Avoiding Long Queues

Avoiding Long Queues
Why queues matter in software development: Part III of a series

Tom & Tiffany 17th January 2023

This is part three of a series. Part 1, Two Weird Things, aims to give you a better intuitive feel for how randomness makes queues likely to grow. Part 2, The Cost of Long Queues, outlines how uncontrolled queues lead to escalating costs.

In previous posts, we saw that queues which we expected to remain under control in fact tended to get very long over time. Now that we understand cost of delay, we can see the danger to an organization that delivers value by releasing software. As the queues grow, our delay costs escalate.

Without intervention, a process that we intuitively expected to deliver value in a timely fashion, and continue to do so sustainably, actually leads us over time to a position where we cannot release enough value to cover our costs, or where our competitors beat us to the punch every time.

How can we avoid such a situation? Three ways:

Remove opportunities for queues to form, if possible;
Make hand-offs synchronous;
Limit capacity utilization.

Remove opportunities for queues to form

Queues can form throughout your development process wherever there is a hand-off from one person to another, or from one type of work phase to another. If there is an opportunity to remove such a hand-off, you should seriously consider taking it. For example: do you really need to manually test every change before it can be released to beta testers, or would it suffice to manually test in the beta version?

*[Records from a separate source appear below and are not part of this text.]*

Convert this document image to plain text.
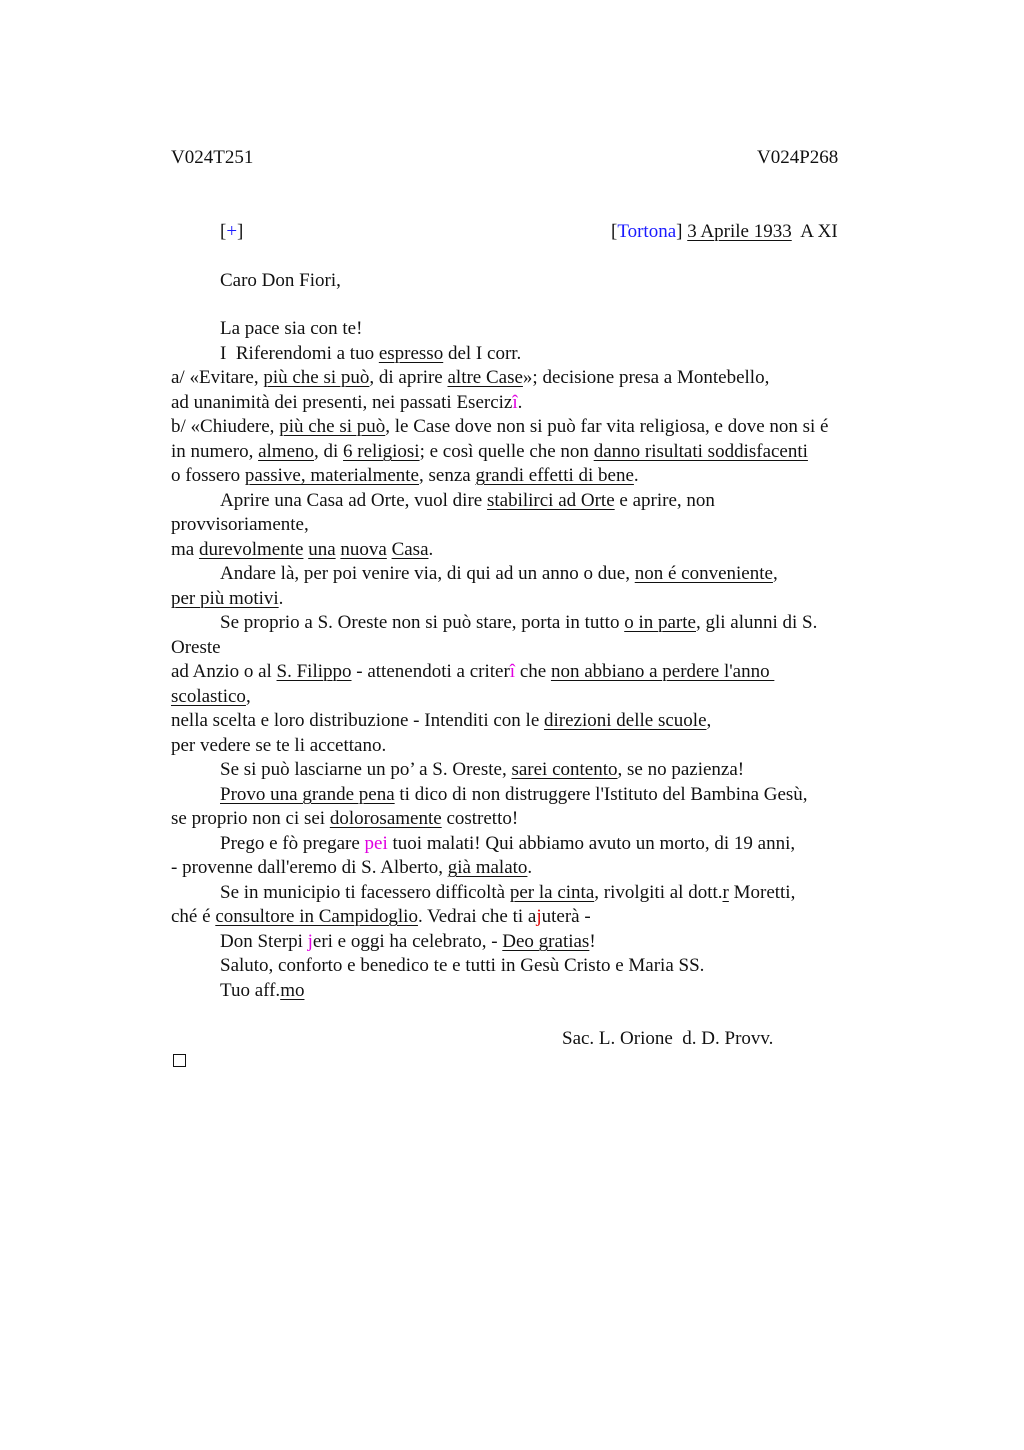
V024T251	V024P268
[+]	[Tortona] 3 Aprile 1933 A XI
Caro Don Fiori,
La pace sia con te!
I  Riferendomi a tuo espresso del I corr.
a/ «Evitare, più che si può, di aprire altre Case»; decisione presa a Montebello,
ad unanimità dei presenti, nei passati Esercizî.
b/ «Chiudere, più che si può, le Case dove non si può far vita religiosa, e dove non si é
in numero, almeno, di 6 religiosi; e così quelle che non danno risultati soddisfacenti
o fossero passive, materialmente, senza grandi effetti di bene.
Aprire una Casa ad Orte, vuol dire stabilirci ad Orte e aprire, non
provvisoriamente,
ma durevolmente una nuova Casa.
Andare là, per poi venire via, di qui ad un anno o due, non é conveniente,
per più motivi.
Se proprio a S. Oreste non si può stare, porta in tutto o in parte, gli alunni di S.
Oreste
ad Anzio o al S. Filippo - attenendoti a criterî che non abbiano a perdere l'anno
scolastico,
nella scelta e loro distribuzione - Intenditi con le direzioni delle scuole,
per vedere se te li accettano.
Se si può lasciarne un po’ a S. Oreste, sarei contento, se no pazienza!
Provo una grande pena ti dico di non distruggere l'Istituto del Bambina Gesù,
se proprio non ci sei dolorosamente costretto!
Prego e fò pregare pei tuoi malati! Qui abbiamo avuto un morto, di 19 anni,
- provenne dall'eremo di S. Alberto, già malato.
Se in municipio ti facessero difficoltà per la cinta, rivolgiti al dott.r Moretti,
ché é consultore in Campidoglio. Vedrai che ti ajuterà -
Don Sterpi jeri e oggi ha celebrato, - Deo gratias!
Saluto, conforto e benedico te e tutti in Gesù Cristo e Maria SS.
Tuo aff.mo
Sac. L. Orione  d. D. Provv.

Take an inventory of all the points in your process where a change waits before someone carries it to the next stage, and evaluate what benefits that activity brings, and whether there is an way to achieve the same benefit without preventing a change from being integrated and deployed.

Make hand-offs synchronous

If a hand-off is unavoidable, consider making it a synchronous, blocking action rather than asynchronous. For example, if your compliance regulations require that a second person signs off on a code change, make it someone’s priority to perform such sign-offs ahead of any other work, so that they are aways available to do so, and make sure that the author of the code change doesn’t start on another task (adding to the queue) while waiting for the signoff.

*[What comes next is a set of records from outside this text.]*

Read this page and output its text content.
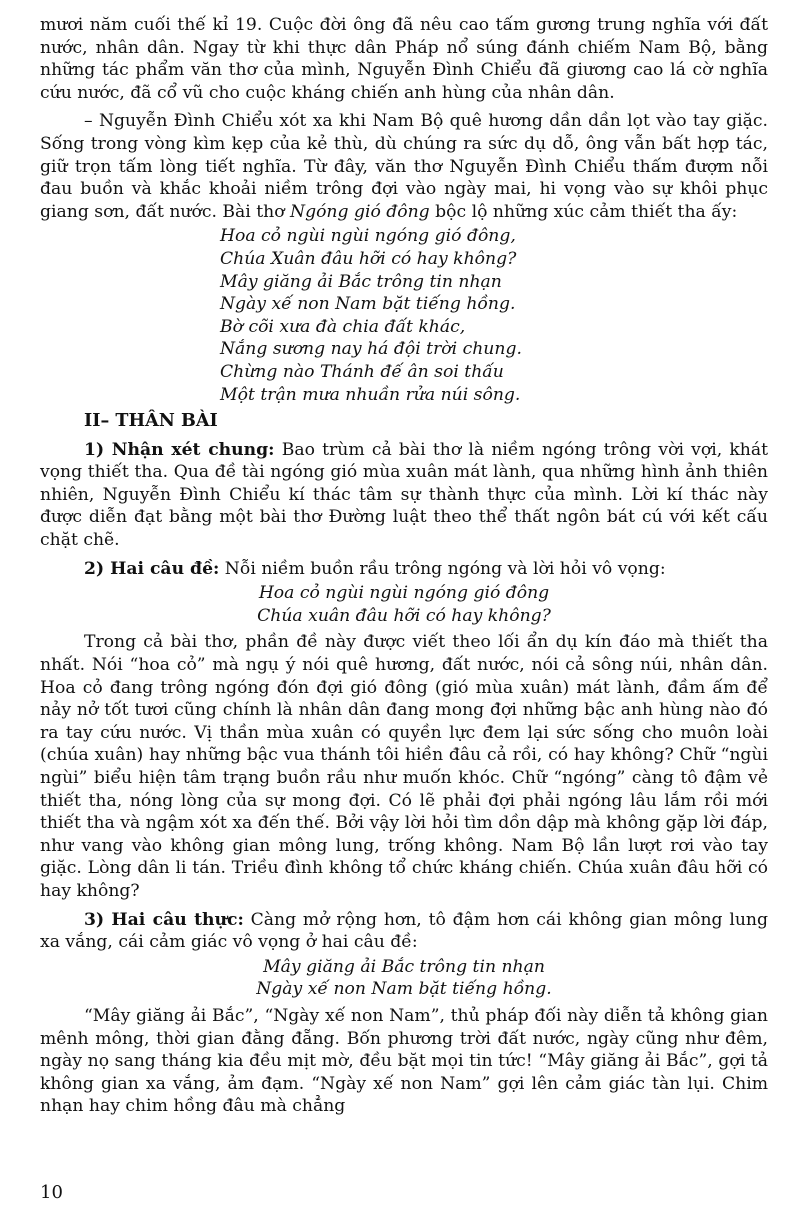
mươi năm cuối thế kỉ 19. Cuộc đời ông đã nêu cao tấm gương trung nghĩa với đất nước, nhân dân. Ngay từ khi thực dân Pháp nổ súng đánh chiếm Nam Bộ, bằng những tác phẩm văn thơ của mình, Nguyễn Đình Chiểu đã giương cao lá cờ nghĩa cứu nước, đã cổ vũ cho cuộc kháng chiến anh hùng của nhân dân.

– Nguyễn Đình Chiểu xót xa khi Nam Bộ quê hương dần dần lọt vào tay giặc. Sống trong vòng kìm kẹp của kẻ thù, dù chúng ra sức dụ dỗ, ông vẫn bất hợp tác, giữ trọn tấm lòng tiết nghĩa. Từ đây, văn thơ Nguyễn Đình Chiểu thấm đượm nỗi đau buồn và khắc khoải niềm trông đợi vào ngày mai, hi vọng vào sự khôi phục giang sơn, đất nước. Bài thơ Ngóng gió đông bộc lộ những xúc cảm thiết tha ấy:

Hoa cỏ ngùi ngùi ngóng gió đông,
Chúa Xuân đâu hỡi có hay không?
Mây giăng ải Bắc trông tin nhạn
Ngày xế non Nam bặt tiếng hồng.
Bờ cõi xưa đà chia đất khác,
Nắng sương nay há đội trời chung.
Chừng nào Thánh đế ân soi thấu
Một trận mưa nhuần rửa núi sông.
II– THÂN BÀI

1) Nhận xét chung: Bao trùm cả bài thơ là niềm ngóng trông vời vợi, khát vọng thiết tha. Qua đề tài ngóng gió mùa xuân mát lành, qua những hình ảnh thiên nhiên, Nguyễn Đình Chiểu kí thác tâm sự thành thực của mình. Lời kí thác này được diễn đạt bằng một bài thơ Đường luật theo thể thất ngôn bát cú với kết cấu chặt chẽ.

2) Hai câu đề: Nỗi niềm buồn rầu trông ngóng và lời hỏi vô vọng:

Hoa cỏ ngùi ngùi ngóng gió đông
Chúa xuân đâu hỡi có hay không?

Trong cả bài thơ, phần đề này được viết theo lối ẩn dụ kín đáo mà thiết tha nhất. Nói “hoa cỏ” mà ngụ ý nói quê hương, đất nước, nói cả sông núi, nhân dân. Hoa cỏ đang trông ngóng đón đợi gió đông (gió mùa xuân) mát lành, đầm ấm để nảy nở tốt tươi cũng chính là nhân dân đang mong đợi những bậc anh hùng nào đó ra tay cứu nước. Vị thần mùa xuân có quyền lực đem lại sức sống cho muôn loài (chúa xuân) hay những bậc vua thánh tôi hiền đâu cả rồi, có hay không? Chữ “ngùi ngùi” biểu hiện tâm trạng buồn rầu như muốn khóc. Chữ “ngóng” càng tô đậm vẻ thiết tha, nóng lòng của sự mong đợi. Có lẽ phải đợi phải ngóng lâu lắm rồi mới thiết tha và ngậm xót xa đến thế. Bởi vậy lời hỏi tìm dồn dập mà không gặp lời đáp, như vang vào không gian mông lung, trống không. Nam Bộ lần lượt rơi vào tay giặc. Lòng dân li tán. Triều đình không tổ chức kháng chiến. Chúa xuân đâu hỡi có hay không?

3) Hai câu thực: Càng mở rộng hơn, tô đậm hơn cái không gian mông lung xa vắng, cái cảm giác vô vọng ở hai câu đề:

Mây giăng ải Bắc trông tin nhạn
Ngày xế non Nam bặt tiếng hồng.

“Mây giăng ải Bắc”, “Ngày xế non Nam”, thủ pháp đối này diễn tả không gian mênh mông, thời gian đằng đẵng. Bốn phương trời đất nước, ngày cũng như đêm, ngày nọ sang tháng kia đều mịt mờ, đều bặt mọi tin tức! “Mây giăng ải Bắc”, gợi tả không gian xa vắng, ảm đạm. “Ngày xế non Nam” gợi lên cảm giác tàn lụi. Chim nhạn hay chim hồng đâu mà chẳng

10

Other examples of unavoidable hand-offs that can benefit from being made synchronous include: security reviews; deployment to production; code review; and acceptance testing with the product owner.

Limit capacity utilization

If the hand-off is unavoidable and it’s not feasible to make it a synchronous, blocking action, you should limit capacity utilization.

“Capacity utilization? What’s that? Just when you were starting to get practical and make some concrete recommendations, you throw in another theory term?”

Yes, sorry about that. We need to take another quick dive into queueing theory to understand what I’m talking about here, and then I promise it will get practical again.

In queueing theory — and maybe you saw this when playing with the airline check-in interactive illustration in Part 1 — there is a relation between the expected size of a queue and the extent to which the server’s capacity is used. If a server can serve a customer in 10 seconds on average, and customers arrive once every minute on average, the capacity utilization is 1/6 or 16.7%. The server will be idle most of the time, and the queue will stay under control and stay very short. At the other extreme, perhaps obviously, if customers arrive every 5 seconds on average and the server still takes 10 seconds per customer (a capacity utilization of 200%), the queue will grow over time with no upper bound. The exact shape of the relationship between capacity utilization is an exponential relation, as the graph below shows.

The graph shows the steady-state expected length of a queue against its capacity utilization. As capacity utilization approaches 100%, the length of the queue extends to infinity. The expected length of an M/M/1 queue is given by p²/1-p, where p is capacity utilization.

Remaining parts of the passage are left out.